Wyatt Hathaway of Leavitt Area High School drives to the basket while being defended by EJ Weston of Mountain Valley in Turner in February. Daryn Slover/Sun Journal Buy this Photo

Leavitt senior guard Wyatt Hathaway entered this, and every season, intent on showing anyone paying attention that he is an elite player.

He showed the kind of player he is in the first game when he hit a game-winning buzzer-beater to lift the Hornets over Mountain Valley.

“I wanted to go out every game and prove to whatever team we were playing and whoever was watching that I’m a top player in this area and I was going to go at anyone that was in front of me,” Hathaway said.

Hathaway’s final high school hoops campaign was enough to prove he was this season’s Sun Journal All-Region Boys Basketball Player of the Year.

Hathaway was tasked with doing the same thing for close to 70 games in his high school career, ever since he joined the program his freshman year.

“Over time, he was the guy that had to kind of handle a lot of pressure because he was our best player pretty much right away,” Leavitt coach and Wyatt’s father, Mike Hathaway, said. “And Joziah (Learned) as well, in that same class.

“I think it was a little strange for them when they first came in as freshmen. They both started right away and were expected to score. We ran a lot of offense through those guys early on.”

Mike Hathaway said the team could always count on Wyatt and Joziah combining for around 40 points and 15 rebounds each game, along with taking on the top defensive assignments.

“Playing with ‘Z’ (Learned) is something I’ve been glad to do for four years. Me and him have had probably the two biggest roles on our team since we were freshman,” Wyatt said. “He can play at a very high level, so it makes my job a lot easier knowing that I have someone I can turn to if my shots aren’t going.”

Hathaway’s shots fell a lot this season. He scored 25 in the season opener, and averaged almost that much for the season. His final per-game averages were 23.4 points, 6.3 rebounds, 6.1 assists, 4.1 steals and 0.8 blocks, to go along with 50.5% shooting, 35.5% from the 3-point line, and 80.5% free-throw shooting.

“I try to be a player that can do everything. I want to score, defend and get my teammates involved as much as I can,” Wyatt said. “I try and make sure that I’m a big reason we go out and have success, between scoring, passing, defending and talking with my teammates, making sure they play at the level I know they can reach.”

The Hornets’ 10-game season including several close games, featuring two matchups apiece against Edward Little, Lewiston, Maranacook, Mountain Valley and Oxford Hills.
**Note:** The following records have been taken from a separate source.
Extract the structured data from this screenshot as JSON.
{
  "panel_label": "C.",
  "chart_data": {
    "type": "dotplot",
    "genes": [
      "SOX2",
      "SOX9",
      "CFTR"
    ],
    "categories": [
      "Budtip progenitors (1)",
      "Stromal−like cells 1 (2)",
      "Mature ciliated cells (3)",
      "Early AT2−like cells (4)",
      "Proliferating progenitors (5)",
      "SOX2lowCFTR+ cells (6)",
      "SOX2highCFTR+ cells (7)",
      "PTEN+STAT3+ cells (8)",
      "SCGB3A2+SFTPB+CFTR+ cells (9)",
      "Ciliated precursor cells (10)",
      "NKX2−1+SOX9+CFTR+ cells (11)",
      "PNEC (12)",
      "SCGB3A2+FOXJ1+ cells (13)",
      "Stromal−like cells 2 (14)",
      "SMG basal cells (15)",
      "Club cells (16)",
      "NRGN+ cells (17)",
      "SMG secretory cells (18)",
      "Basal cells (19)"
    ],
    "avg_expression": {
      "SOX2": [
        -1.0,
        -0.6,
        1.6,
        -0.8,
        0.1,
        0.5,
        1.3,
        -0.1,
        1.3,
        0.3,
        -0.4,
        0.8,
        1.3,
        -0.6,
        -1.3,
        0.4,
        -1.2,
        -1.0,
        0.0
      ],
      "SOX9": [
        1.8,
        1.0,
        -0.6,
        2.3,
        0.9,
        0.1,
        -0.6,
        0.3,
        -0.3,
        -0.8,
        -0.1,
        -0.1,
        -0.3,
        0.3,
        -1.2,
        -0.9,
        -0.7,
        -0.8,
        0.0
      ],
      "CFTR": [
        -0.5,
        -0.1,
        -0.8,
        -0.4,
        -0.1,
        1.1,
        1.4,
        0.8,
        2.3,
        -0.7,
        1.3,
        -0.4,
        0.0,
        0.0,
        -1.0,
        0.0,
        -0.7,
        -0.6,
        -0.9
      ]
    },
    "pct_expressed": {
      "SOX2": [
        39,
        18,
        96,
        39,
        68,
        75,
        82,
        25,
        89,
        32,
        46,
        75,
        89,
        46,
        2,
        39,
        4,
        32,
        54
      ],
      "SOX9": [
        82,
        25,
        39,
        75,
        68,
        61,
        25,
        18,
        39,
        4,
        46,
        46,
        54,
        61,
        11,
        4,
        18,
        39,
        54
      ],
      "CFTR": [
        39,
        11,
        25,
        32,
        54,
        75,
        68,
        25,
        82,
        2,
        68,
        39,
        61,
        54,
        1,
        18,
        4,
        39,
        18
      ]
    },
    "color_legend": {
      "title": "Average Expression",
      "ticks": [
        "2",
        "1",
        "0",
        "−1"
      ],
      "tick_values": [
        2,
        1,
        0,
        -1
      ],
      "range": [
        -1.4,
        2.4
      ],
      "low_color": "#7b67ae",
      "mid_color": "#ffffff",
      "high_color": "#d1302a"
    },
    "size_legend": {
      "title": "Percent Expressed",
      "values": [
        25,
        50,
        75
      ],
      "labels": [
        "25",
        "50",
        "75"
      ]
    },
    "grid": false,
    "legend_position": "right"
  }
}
In a 55-44 win over Oxford Hills at home, Wyatt stamped his mark in Leavitt boys basketball history by setting a new program career scoring record. He finishes his career with 1,429 points.

Leavitt senior guard Wyatt Hathaway gets a hug from his dad and coach Mike Hathaway after becoming the school’s all-time leading scorer in Turner in February. Tony Blasi/Sun Journal Buy this Photo

Mike Hathaway said that since there was so much uncertainty regarding whether there would even be a basketball season because of the coronavirus pandemic, he wasn’t sure if Wyatt would have the opportunity to break the 61-year-old school record. He tried to prevent Wyatt from knowing how close he was to the record, but as the season went on Wyatt became more intent on knowing.

“When we told him he was within five when we were going to play Oxford Hills, he was pretty determined to come out and get it early on,” Mike Hathaway said.

“I know for him, he takes a lot of pride. And he likes to score the ball, too,” Mike Hathaway added.

Hathaway said it was cool to see his son break the record because he knows how much work Wyatt has put into basketball.

“I wanted to make this season special by going out and doing things not a lot of people do in the state and things no one has done at Leavitt,” Wyatt said. “I also just made sure to enjoy it and soak it all in since it was my last season with my dad.”

Mike Hathaway said he’s just as proud of the wins the Hornets compiled during his son’s career. Leavitt won 29 combined games during Wyatt’s sophomore and junior years, then six more during an abbreviated season facing stiffer than usual competition. Hathaway said his teams have always been about winning games, but this year they made sure to have a little more fun in practice than maybe they would in the past.

Wyatt Hathaway of Leavitt Area High School passes the ball over the middle to Joziah Learned (1) during a game against Mountain Valley in Turner on February 24. Daryn Slover/Sun Journal Buy this Photo

But when the games started, Wyatt switched on his competitive mode, which Mike Hathaway said is one of his son’s biggest assets.

That competitiveness left Wyatt a little disappointed that he wasn’t named Mr. Maine Basketball (which went to Maranacook’s Cash McClure, who Wyatt dueled with twice this season), but he called being named a semifinalist for the award “a huge honor.”

“You always like to see when kids work real hard at something that they be rewarded for their hard work,” Mike Hathaway said. “He’s earned every bit of it in my mind. But it’s just good to see it end on a positive note like that, where he gets some of the accolades that he deserves.”